One of the proudest days in an attorney’s legal career is making partner. There are two tiers of partnership in most law firms: (1) non-equity/contract partner; and (2) shareholder/equity partner. Ascending to that second shareholder tier means that you own part of the business. How cool is that?
But, if things eventually go sideways, the shareholder may be SOL.
Was the plaintiff mistreated because of her race or gender?
Both the lower court and the appellate court adjudicated the case based on facts pled in the complaint. So, they considered the following facts to be true.
The plaintiff alleged that she started in her law firm as an associate, an at-will employee who had to comply with her employer’s policies and procedures.

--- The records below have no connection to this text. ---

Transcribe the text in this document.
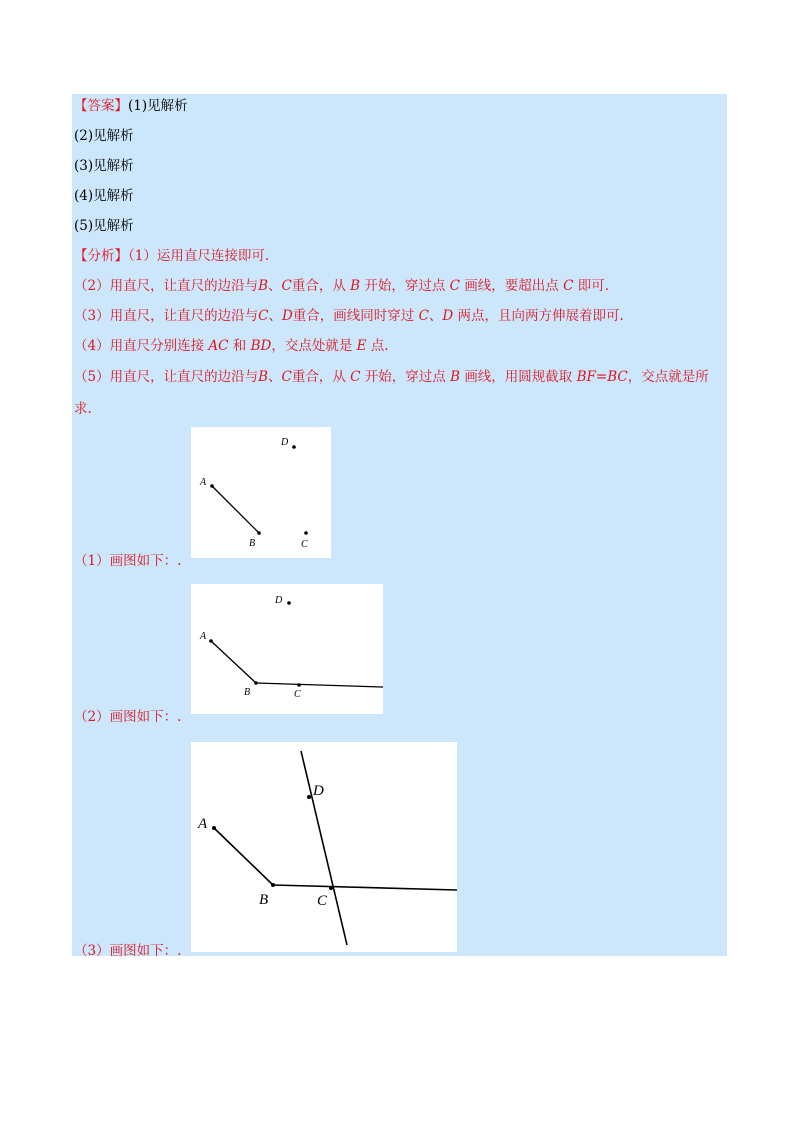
【答案】(1)见解析
(2)见解析
(3)见解析
(4)见解析
(5)见解析
【分析】（1）运用直尺连接即可.
（2）用直尺，让直尺的边沿与B、C重合，从 B 开始，穿过点 C 画线，要超出点 C 即可.
（3）用直尺，让直尺的边沿与C、D重合，画线同时穿过 C、D 两点，且向两方伸展着即可.
（4）用直尺分别连接 AC 和 BD，交点处就是 E 点.
（5）用直尺，让直尺的边沿与B、C重合，从 C 开始，穿过点 B 画线，用圆规截取 BF=BC，交点就是所
求.
（1）画图如下：.
A
B	C
D
（2）画图如下：.
A
B	C
D
（3）画图如下：.
A
B	C
D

But, eventually, the plaintiff became a partner. In 2007, she executed a shareholder agreement and, with it, she purchased 5,000 shares of the law firm. She owned the same share of the firm as all other partners, and the voting power of her seat on the firm’s Board of Directors was likewise the same. Like all other partners, the plaintiff was not paid a salary. Instead, she was compensated according to a formula whose output varied with the profits and losses of the firm.
In sum, she was an owner.
In 2016, the firm hired an outside attorney to investigate gender discrimination at the firm. The plaintiff, who was not the complainant, wanted to view the memorandum summarizing the investigation’s findings before its circulation to the full Board. This request was denied. Later, at a meeting at which the Board discussed the investigating attorney’s full report, one shareholder allegedly remarked to another that the plaintiff “played the black card too much.”
On another occasion, the plaintiff claims that the firm denied her a request for leave that it ordinarily would have provided to white attorneys. She also alleged that the Management Committee had “openly discussed racial and gender discrimination and its retaliatory actions” against her.

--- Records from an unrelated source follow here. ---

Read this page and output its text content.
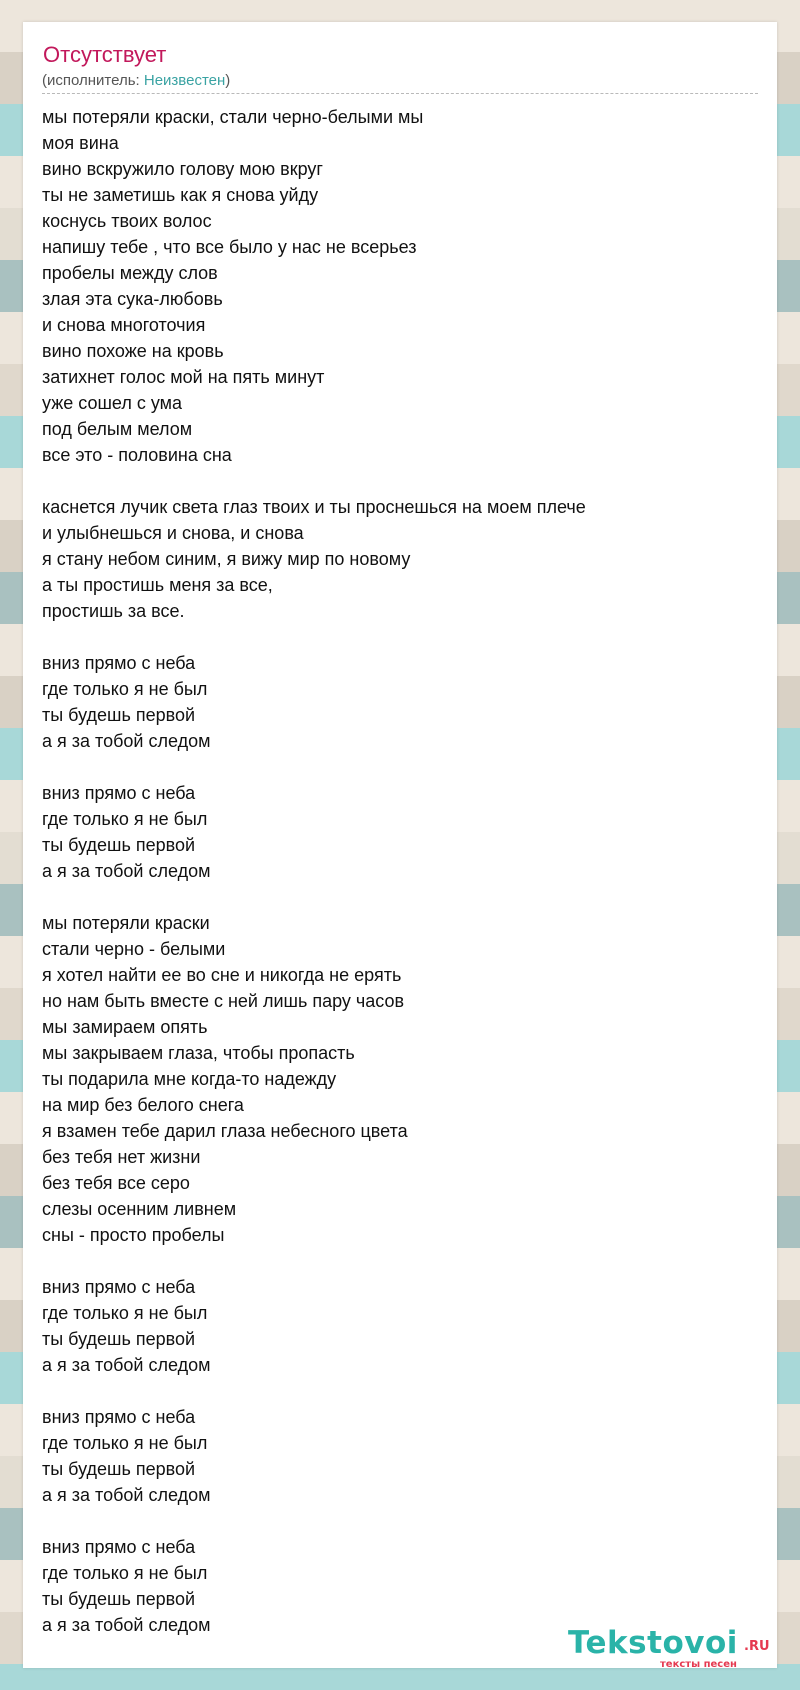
Отсутствует
(исполнитель: Неизвестен)
мы потеряли краски, стали черно-белыми мы
моя вина
вино вскружило голову мою вкруг
ты не заметишь как я снова уйду
коснусь твоих волос
напишу тебе , что все было у нас не всерьез
пробелы между слов
злая эта сука-любовь
и снова многоточия
вино похоже на кровь
затихнет голос мой на пять минут
уже сошел с ума
под белым мелом
все это - половина сна
каснется лучик света глаз твоих и ты проснешься на моем плече
и улыбнешься и снова, и снова
я стану небом синим, я вижу мир по новому
а ты простишь меня за все,
простишь за все.
вниз прямо с неба
где только я не был
ты будешь первой
а я за тобой следом
вниз прямо с неба
где только я не был
ты будешь первой
а я за тобой следом
мы потеряли краски
стали черно - белыми
я хотел найти ее во сне и никогда не ерять
но нам быть вместе с ней лишь пару часов
мы замираем опять
мы закрываем глаза, чтобы пропасть
ты подарила мне когда-то надежду
на мир без белого снега
я взамен тебе дарил глаза небесного цвета
без тебя нет жизни
без тебя все серо
слезы осенним ливнем
сны - просто пробелы
вниз прямо с неба
где только я не был
ты будешь первой
а я за тобой следом
вниз прямо с неба
где только я не был
ты будешь первой
а я за тобой следом
вниз прямо с неба
где только я не был
ты будешь первой
а я за тобой следом	Tekstovoi .RU
тексты песен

Eventually, she resigned and sued for race and gender discrimination under Title VII.
But does she have the standing to sue for discrimination?

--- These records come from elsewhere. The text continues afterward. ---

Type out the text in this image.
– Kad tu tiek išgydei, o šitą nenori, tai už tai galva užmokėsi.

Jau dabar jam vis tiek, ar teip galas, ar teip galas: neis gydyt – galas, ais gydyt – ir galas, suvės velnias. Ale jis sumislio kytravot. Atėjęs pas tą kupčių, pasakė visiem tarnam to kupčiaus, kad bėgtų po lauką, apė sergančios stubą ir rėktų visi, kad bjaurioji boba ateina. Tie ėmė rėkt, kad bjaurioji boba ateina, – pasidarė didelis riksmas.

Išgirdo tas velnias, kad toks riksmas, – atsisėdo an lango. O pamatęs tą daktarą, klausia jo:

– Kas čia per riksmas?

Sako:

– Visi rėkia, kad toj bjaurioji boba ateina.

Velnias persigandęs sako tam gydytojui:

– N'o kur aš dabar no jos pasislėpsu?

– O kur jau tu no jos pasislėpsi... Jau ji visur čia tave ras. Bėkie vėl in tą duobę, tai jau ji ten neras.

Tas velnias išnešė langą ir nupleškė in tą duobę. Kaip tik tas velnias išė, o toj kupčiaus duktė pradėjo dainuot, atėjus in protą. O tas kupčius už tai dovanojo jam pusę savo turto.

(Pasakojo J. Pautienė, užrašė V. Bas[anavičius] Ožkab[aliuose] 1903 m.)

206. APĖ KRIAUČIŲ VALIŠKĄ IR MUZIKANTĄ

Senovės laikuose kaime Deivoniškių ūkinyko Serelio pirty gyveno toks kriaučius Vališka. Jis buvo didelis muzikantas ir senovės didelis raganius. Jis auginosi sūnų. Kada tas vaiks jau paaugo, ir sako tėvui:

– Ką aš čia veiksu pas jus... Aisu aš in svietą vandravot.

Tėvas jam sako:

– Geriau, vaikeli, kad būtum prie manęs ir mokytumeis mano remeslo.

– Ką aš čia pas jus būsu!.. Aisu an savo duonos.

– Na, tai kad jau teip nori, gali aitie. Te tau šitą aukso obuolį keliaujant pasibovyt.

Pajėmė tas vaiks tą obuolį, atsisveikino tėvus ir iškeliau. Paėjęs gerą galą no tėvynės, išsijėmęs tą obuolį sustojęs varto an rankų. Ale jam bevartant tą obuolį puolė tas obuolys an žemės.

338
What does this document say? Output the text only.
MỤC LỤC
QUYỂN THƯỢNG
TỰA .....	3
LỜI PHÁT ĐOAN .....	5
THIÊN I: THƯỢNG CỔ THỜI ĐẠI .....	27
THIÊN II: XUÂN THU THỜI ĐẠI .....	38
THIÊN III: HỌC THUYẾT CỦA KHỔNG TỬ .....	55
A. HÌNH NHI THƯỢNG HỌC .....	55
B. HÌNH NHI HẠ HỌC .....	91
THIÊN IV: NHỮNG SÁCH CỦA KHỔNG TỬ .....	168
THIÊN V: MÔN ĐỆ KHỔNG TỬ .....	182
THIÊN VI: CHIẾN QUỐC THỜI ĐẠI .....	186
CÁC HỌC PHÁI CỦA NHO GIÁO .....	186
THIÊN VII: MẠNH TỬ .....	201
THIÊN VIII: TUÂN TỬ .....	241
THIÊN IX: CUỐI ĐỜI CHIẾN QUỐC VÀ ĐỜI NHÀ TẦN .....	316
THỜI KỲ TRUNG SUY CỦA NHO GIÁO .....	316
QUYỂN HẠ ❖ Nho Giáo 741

Title VII permits “employees” to pursue claims of discrimination. Title VII defines an employee as “an individual employed by an employer.” The Court acknowledged that the definition of employee is “completely circular and explains nothing.”
Fortunately, however, the Supreme Court clarified this issue in Clackamas Gastroenterology Associations, P.C. v. Wells. In Clackamas, the Court identified six factors that help dictate whether an individual is an employee:
- Whether the organization can hire or fire the individual or set the rules and regulations of the individual’s work;
- Whether and, if so, to what extent the organization supervises the individual’s work;
- Whether the individual reports to someone higher in the organization;
- Whether and, if so, to what extent the individual can influence the organization;
- Whether the parties intended that the individual be an employee, as expressed in written agreements and contracts; and
- Whether the individual shares in the profits, losses, and liabilities of the organization.
So, Fourth Circuit applied each of these six factors to the plaintiff. I’m not going to go through all six. Otherwise, this post will go on too long and you’ll miss the start of Tom and Jerry #TeamTom. But here are a few items that caught the Fourth Circuit’s attention.
- The firm could only fire the plaintiff with a shareholder vote.
- The plaintiff enjoyed a high degree of independence in discharging her duties as a partner.
- The plaintiff shared equal voting power with others.
- The plaintiff shared in the firm profits with others.
Ultimately, the court concluded that “[the plaintiff] is a partner and equal owner of the firm, not an employee, and she is not within the scope of Title VII’s coverage.”
Takeaways for employers.
The basic premise of promoting someone to partner is at odds with a claim of mistreatment or discrimination. But, these allegations do arise from time to time, and the Fourth Circuit decision is not limited to law firms. Clackamas, for example, involved a medical practice. So, if your business encounters a similar set of circumstances, Title VII may act as a shield. However, other laws could provide traction for the plaintiff. Section 1981 could apply in race discrimination cases. Additionally, state and local laws could come into play.
Therefore, the best course of action — other than treating people fairly and with respect — is to apply those anti-discrimination rules to everyone and take all discrimination complaints seriously, no matter the complainant.